Je passe toutefois un très bon moment à 70km au sud de Nouakchott. N’ayant pas de quoi pique-niquer, je décide de m’arrêter à la première proposition de repas venant d’une des tentes de nomade bordant la route. Alors que je pédale à vive allure et le ventre vide, j’entends une femme crier « Monsieur ! Venez manger? » Comme convenu avec moi-même je m’arrête, m’attendant à ce que des gosses viennent m’assiéger en me demandant des cadeaux. Rien de tout ça, j’entre sous la tente, quatre enfants de 1 à 9 ans piochent calmement dans grand plat de riz posé sur le sol. Il y a la dame qui m’a appelé, mais aussi son jeune frère de 25 ans et une autre dame, plus discrète. Je suis convié à partager leur repas. D’emblée je veux mettre les choses au point concernant les prix, je ne veux pas me faire avoir comme un bleu. Ça va faire bientôt 2 mois que je suis en Afrique et je sais qu’il faut demander les prix AVANT ! Mais là je suis surpris, c’est une réelle invitation ! Nous passons un bon moment ensemble, au frais sous cette tente. Je leur parle de mon parcours en Mauritanie, des montagnes suisses (la neige : de la science-fiction ici!) …etc. Le jeune sort sa radio, il a quelques chansons locales sur une clé usb et me les fait écouter. Fièrement il me fait aussi écouter Phil Collins, Michael Jackson, Céline Dion ainsi que la chanson du Titanic en Arabe!
C’est dans ces moments paisibles qu’il est difficile de retourner dans la fournaise et de reprendre la route. Néanmoins, c’est ce que je fais. A chaque village je dois faire face à ces nuées de gosses insupportables qui me prennent pour le Père Noël. L’un d’eux va même jusqu’à me chaparder mon petit drapeau mauritanien que j’avais accroché à l’arrière de mon vélo et qui faisait sensation dans tous les postes de contrôles que je traversais…
Après une dernière nuit dans le sable, j’atteints Rosso. Celle ville est souvent décrite comme un nid de pickpockets, de voleurs, d’arnaqueurs et de douaniers verveux. J’appréhendais un peu. Arrivant à l’heure du midi, je m’arrête dans une gargote pour manger un dernier bout de chameau. Aussitôt, un sénégalais à l’allure sympa s’approche. Il s’appelle « Michel, euh, Mickaël ». Il dit avoir beaucoup voyagé dans toute l’Afrique et connaît très bien les données géographiques des pays alentours. Il me les récite comme s’il lisait une encyclopédie à voix-haute. Aussi, il aime bien les européens qui voyagent à vélo (tiens donc) et me propose de traverser le fleuve Sénégal avec moi pour éviter tous les problèmes. Je suis méfiant, lui demandant son prix, il me ressort tout un speech sur l’amitié et les liens du cœur, bref un Aziz de Tanger junior tout craché (cf. chapitre 5) !
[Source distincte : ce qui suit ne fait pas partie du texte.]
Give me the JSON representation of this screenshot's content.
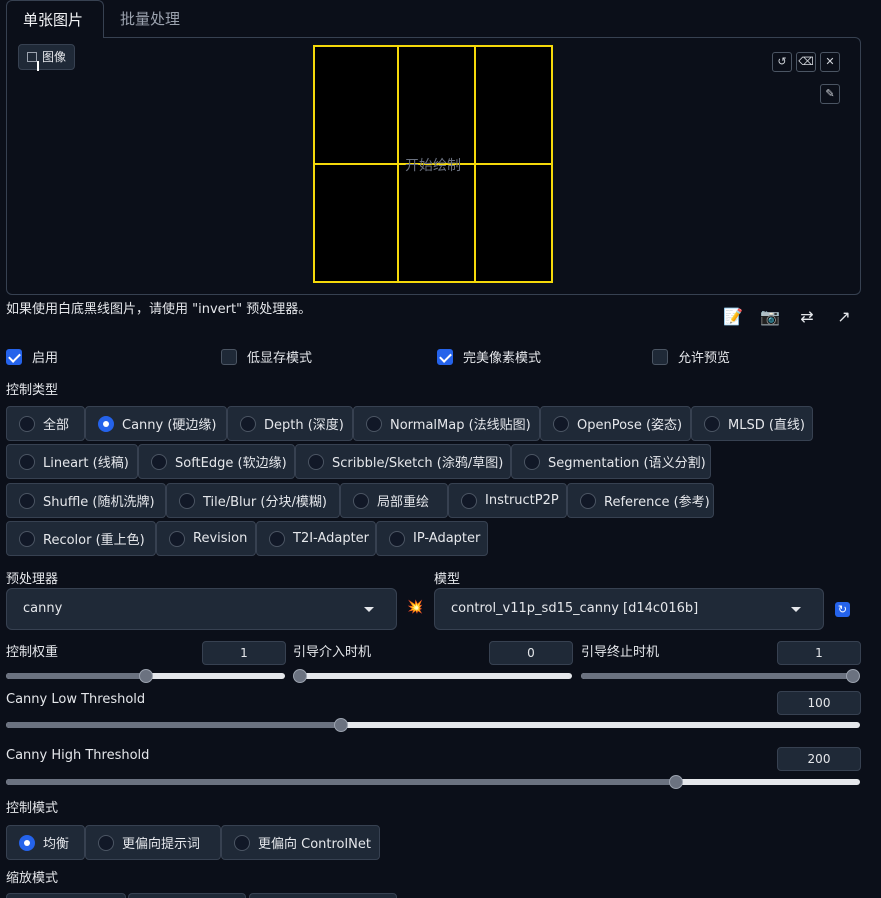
{
  "tabs": [
    {
      "label": "单张图片",
      "active": true
    },
    {
      "label": "批量处理",
      "active": false
    }
  ],
  "image_panel": {
    "badge_label": "图像",
    "canvas_text": "开始绘制"
  },
  "tools": {
    "undo_icon": "undo-icon",
    "eraser_icon": "eraser-icon",
    "close_icon": "close-icon",
    "brush_icon": "brush-icon"
  },
  "hint": "如果使用白底黑线图片，请使用 \"invert\" 预处理器。",
  "actions": [
    "notepad-icon",
    "camera-icon",
    "swap-icon",
    "send-up-icon"
  ],
  "checkboxes": [
    {
      "label": "启用",
      "checked": true
    },
    {
      "label": "低显存模式",
      "checked": false
    },
    {
      "label": "完美像素模式",
      "checked": true
    },
    {
      "label": "允许预览",
      "checked": false
    }
  ],
  "control_type": {
    "label": "控制类型",
    "options": [
      [
        "全部",
        "Canny (硬边缘)",
        "Depth (深度)",
        "NormalMap (法线贴图)",
        "OpenPose (姿态)",
        "MLSD (直线)"
      ],
      [
        "Lineart (线稿)",
        "SoftEdge (软边缘)",
        "Scribble/Sketch (涂鸦/草图)",
        "Segmentation (语义分割)"
      ],
      [
        "Shuffle (随机洗牌)",
        "Tile/Blur (分块/模糊)",
        "局部重绘",
        "InstructP2P",
        "Reference (参考)"
      ],
      [
        "Recolor (重上色)",
        "Revision",
        "T2I-Adapter",
        "IP-Adapter"
      ]
    ],
    "selected": "Canny (硬边缘)"
  },
  "preprocessor": {
    "label": "预处理器",
    "value": "canny"
  },
  "model": {
    "label": "模型",
    "value": "control_v11p_sd15_canny [d14c016b]"
  },
  "sliders_row": [
    {
      "label": "控制权重",
      "value": "1",
      "fraction": 0.5
    },
    {
      "label": "引导介入时机",
      "value": "0",
      "fraction": 0.0
    },
    {
      "label": "引导终止时机",
      "value": "1",
      "fraction": 1.0
    }
  ],
  "canny_low": {
    "label": "Canny Low Threshold",
    "value": "100",
    "fraction": 0.392
  },
  "canny_high": {
    "label": "Canny High Threshold",
    "value": "200",
    "fraction": 0.784
  },
  "control_mode": {
    "label": "控制模式",
    "options": [
      "均衡",
      "更偏向提示词",
      "更偏向 ControlNet"
    ],
    "selected": "均衡"
  },
  "resize_mode": {
    "label": "缩放模式"
  },
  "colors": {
    "accent": "#2563eb",
    "canvas_grid": "#f5d90a"
  }
}
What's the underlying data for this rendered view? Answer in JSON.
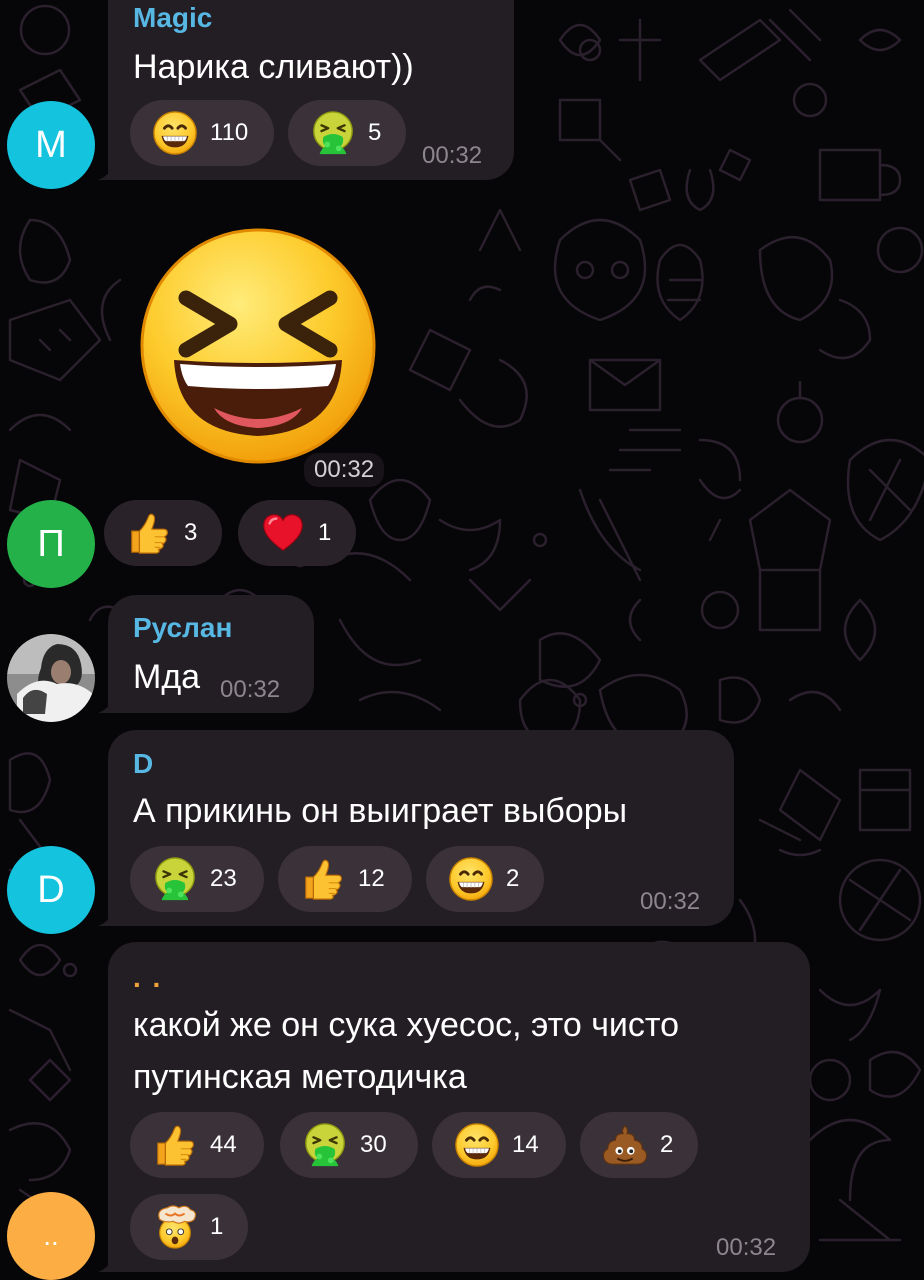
{
  "messages": [
    {
      "sender": "Magic",
      "text": "Нарика сливают))",
      "time": "00:32",
      "avatar_letter": "M",
      "avatar_color": "#14c4de",
      "reactions": [
        {
          "emoji": "grinning-face",
          "count": "110"
        },
        {
          "emoji": "vomiting-face",
          "count": "5"
        }
      ]
    },
    {
      "sticker": "laughing-squinting-face",
      "time": "00:32",
      "avatar_letter": "П",
      "avatar_color": "#24b14a",
      "reactions": [
        {
          "emoji": "thumbs-up",
          "count": "3"
        },
        {
          "emoji": "red-heart",
          "count": "1"
        }
      ]
    },
    {
      "sender": "Руслан",
      "text": "Мда",
      "time": "00:32"
    },
    {
      "sender": "D",
      "text": "А прикинь он выиграет выборы",
      "time": "00:32",
      "avatar_letter": "D",
      "avatar_color": "#14c4de",
      "reactions": [
        {
          "emoji": "vomiting-face",
          "count": "23"
        },
        {
          "emoji": "thumbs-up",
          "count": "12"
        },
        {
          "emoji": "grinning-face",
          "count": "2"
        }
      ]
    },
    {
      "sender": ". .",
      "sender_color": "#f0a33a",
      "text_lines": [
        "какой же он сука хуесос, это чисто",
        "путинская методичка"
      ],
      "time": "00:32",
      "avatar_letter": "..",
      "avatar_color": "#fcae44",
      "reactions": [
        {
          "emoji": "thumbs-up",
          "count": "44"
        },
        {
          "emoji": "vomiting-face",
          "count": "30"
        },
        {
          "emoji": "grinning-face",
          "count": "14"
        },
        {
          "emoji": "pile-of-poo",
          "count": "2"
        },
        {
          "emoji": "exploding-head",
          "count": "1"
        }
      ]
    }
  ],
  "colors": {
    "background": "#060507",
    "bubble": "#231d24",
    "reaction": "#3a3139",
    "sender_name": "#57b8e4",
    "timestamp": "#8d868f"
  }
}
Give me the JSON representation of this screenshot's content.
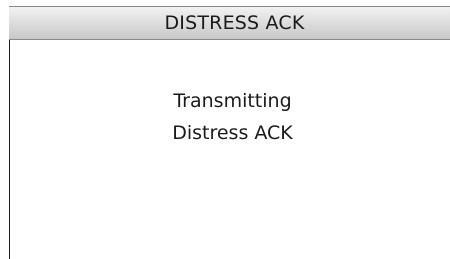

Je pense m’être débarrassé de lui quand je passe le premier contrôle de gendarmerie. Là, sous l’œil inquisiteur des officiers, nous nous serrons la main et nous disons au revoir. Mais cela n’est que du cinéma pour détourner la vigilance des gendarmes, car à peine quelques minutes plus tard, je le retrouve de l’autre côté, près de l’embarcadère. Il a l’air soucieux, car ici les concurrents charlatans sont nombreux. On vient me proposer entre autre du change ou une pirogue pour traverser le fleuve Sénégal qui fait office de frontière. Je décide de continuer à faire confiance à Michel. Je lui donne 1000 francs CFA (2€) pour qu’il négocie la traversée du fleuve auprès des piroguiers. Pendant ce temps, je donne mon passeport aux douaniers qui me font un tampon de sortie du territoire sans même me poser des questions concernant mon visa expiré depuis plusieurs jours ! Ça ne valait vraiment pas la peine de s’en inquiéter!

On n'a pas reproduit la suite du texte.